2 Feu d’artifice tiré à l’aube, s. d., vers 1976, technique mixte, montage sur carton bistre, 50 x 70 cm. Vénus prête son poing efficace à la révolution féministe.
> 3 Groupe familial attendant l’autoroute, 1975-1976, acrylique et technique mixte sur toile, 100 x 100 cm. Personnes et paysage phantasmatiques dans un environnement lacustre.

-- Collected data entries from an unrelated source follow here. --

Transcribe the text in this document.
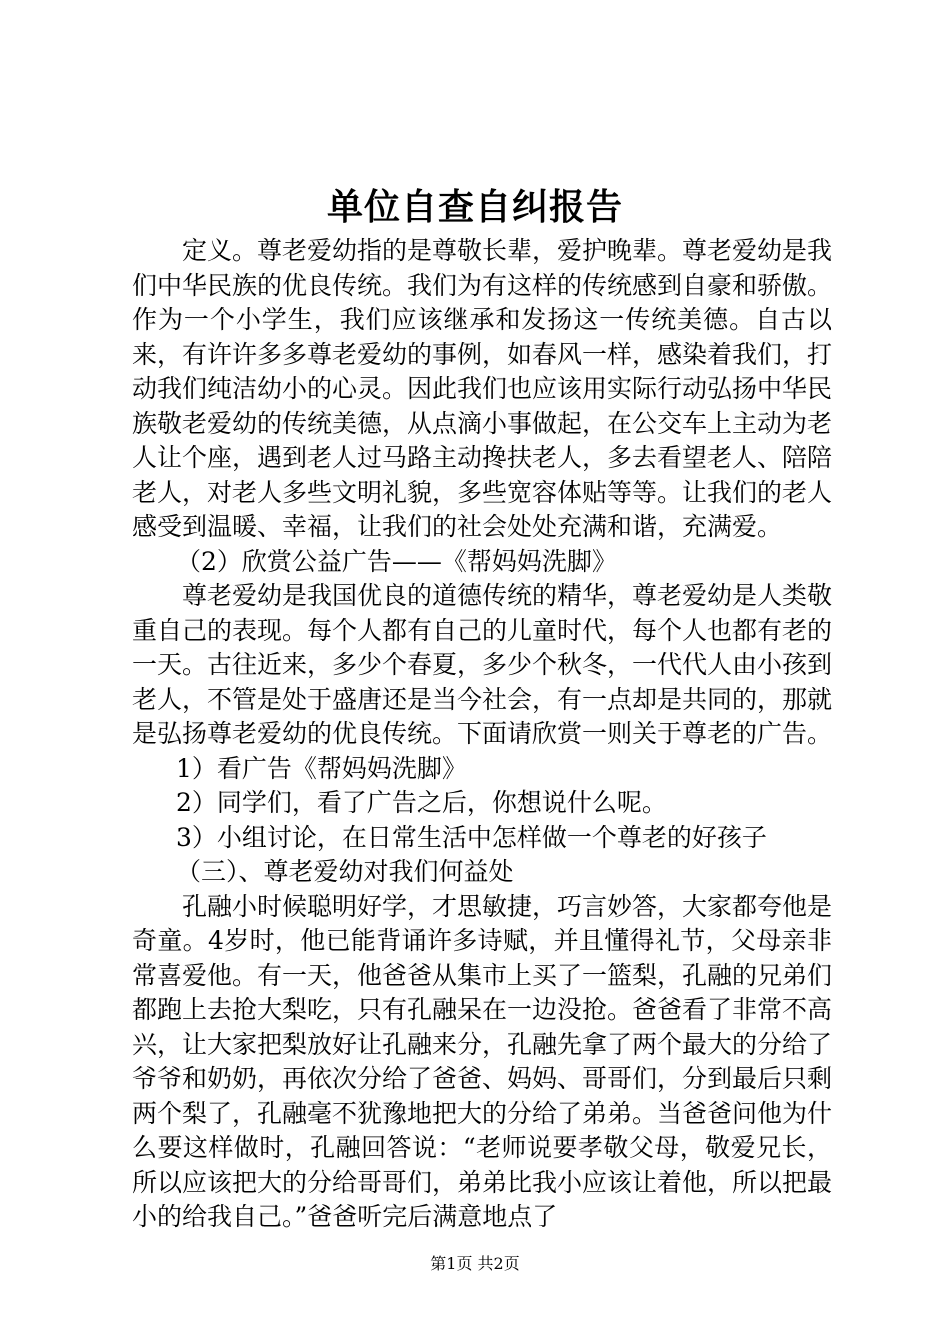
单位自查自纠报告

定义。尊老爱幼指的是尊敬长辈，爱护晚辈。尊老爱幼是我们中华民族的优良传统。我们为有这样的传统感到自豪和骄傲。作为一个小学生，我们应该继承和发扬这一传统美德。自古以来，有许许多多尊老爱幼的事例，如春风一样，感染着我们，打动我们纯洁幼小的心灵。因此我们也应该用实际行动弘扬中华民族敬老爱幼的传统美德，从点滴小事做起，在公交车上主动为老人让个座，遇到老人过马路主动搀扶老人，多去看望老人、陪陪老人，对老人多些文明礼貌，多些宽容体贴等等。让我们的老人感受到温暖、幸福，让我们的社会处处充满和谐，充满爱。

（2）欣赏公益广告——《帮妈妈洗脚》

尊老爱幼是我国优良的道德传统的精华，尊老爱幼是人类敬重自己的表现。每个人都有自己的儿童时代，每个人也都有老的一天。古往近来，多少个春夏，多少个秋冬，一代代人由小孩到老人，不管是处于盛唐还是当今社会，有一点却是共同的，那就是弘扬尊老爱幼的优良传统。下面请欣赏一则关于尊老的广告。

1）看广告《帮妈妈洗脚》

2）同学们，看了广告之后，你想说什么呢。

3）小组讨论，在日常生活中怎样做一个尊老的好孩子

（三）、尊老爱幼对我们何益处

孔融小时候聪明好学，才思敏捷，巧言妙答，大家都夸他是奇童。4岁时，他已能背诵许多诗赋，并且懂得礼节，父母亲非常喜爱他。有一天，他爸爸从集市上买了一篮梨，孔融的兄弟们都跑上去抢大梨吃，只有孔融呆在一边没抢。爸爸看了非常不高兴，让大家把梨放好让孔融来分，孔融先拿了两个最大的分给了爷爷和奶奶，再依次分给了爸爸、妈妈、哥哥们，分到最后只剩两个梨了，孔融毫不犹豫地把大的分给了弟弟。当爸爸问他为什么要这样做时，孔融回答说：“老师说要孝敬父母，敬爱兄长，所以应该把大的分给哥哥们，弟弟比我小应该让着他，所以把最小的给我自己。”爸爸听完后满意地点了

第1页 共2页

La notion de collage provient des aventures du surréalisme. Le collage est copulation, autocélébration, compilation d’une foultitude d’images oniriques, érotiques. Le collage est ouvert à la poétique de l’aléatoire9. Quant à l’opération de montage, elle procède par assemblage de plusieurs composantes. La métaphore mécanique du montage force à préméditer le choix des composantes en fonction de la poursuite d’un résultat. Dans le champ des avant-gardes internationales, le français montage est repris en allemand, en russe, en anglais. Il s’applique le plus souvent à la photographie. On parle alors de photomontage. L’usage du négatif permet d’obtenir un effet d’homogénéité, sans couture apparente entre les parties. Par analogie, le montage existe en peinture. En raison de la rationalité qui préside au choix des composants, le montage est l’antipode du collage (Fig. 4 et 5).
Giampietro Fontana expérimente les possibilités expressives du montage à travers les 24 planches de sa recherche sur l’Architecture italienne des années 1960. Attaché à l’iconographie de la tour de Babel, il produira d’autres séries qui évoqueront l’architecture de Zurich et l’architecture du canton de Vaud.

4 PGR, Groupe avec CRS à la dérive, 1978. Montage en citation du Radeau de la Méduse de Théodore Géricault. Dans le catalogue de l’exposition à la galerie Numaga d’Auvernier, en octobre 1979,
Enrico Castelnuovo écrit : Ce sont des notables, comme sortis d’un roman de Sciascia, réunis ici sur un radeau, rassemblés là dans un gigantesque ex-voto bourgeois, pour témoigner de la grâce reçue.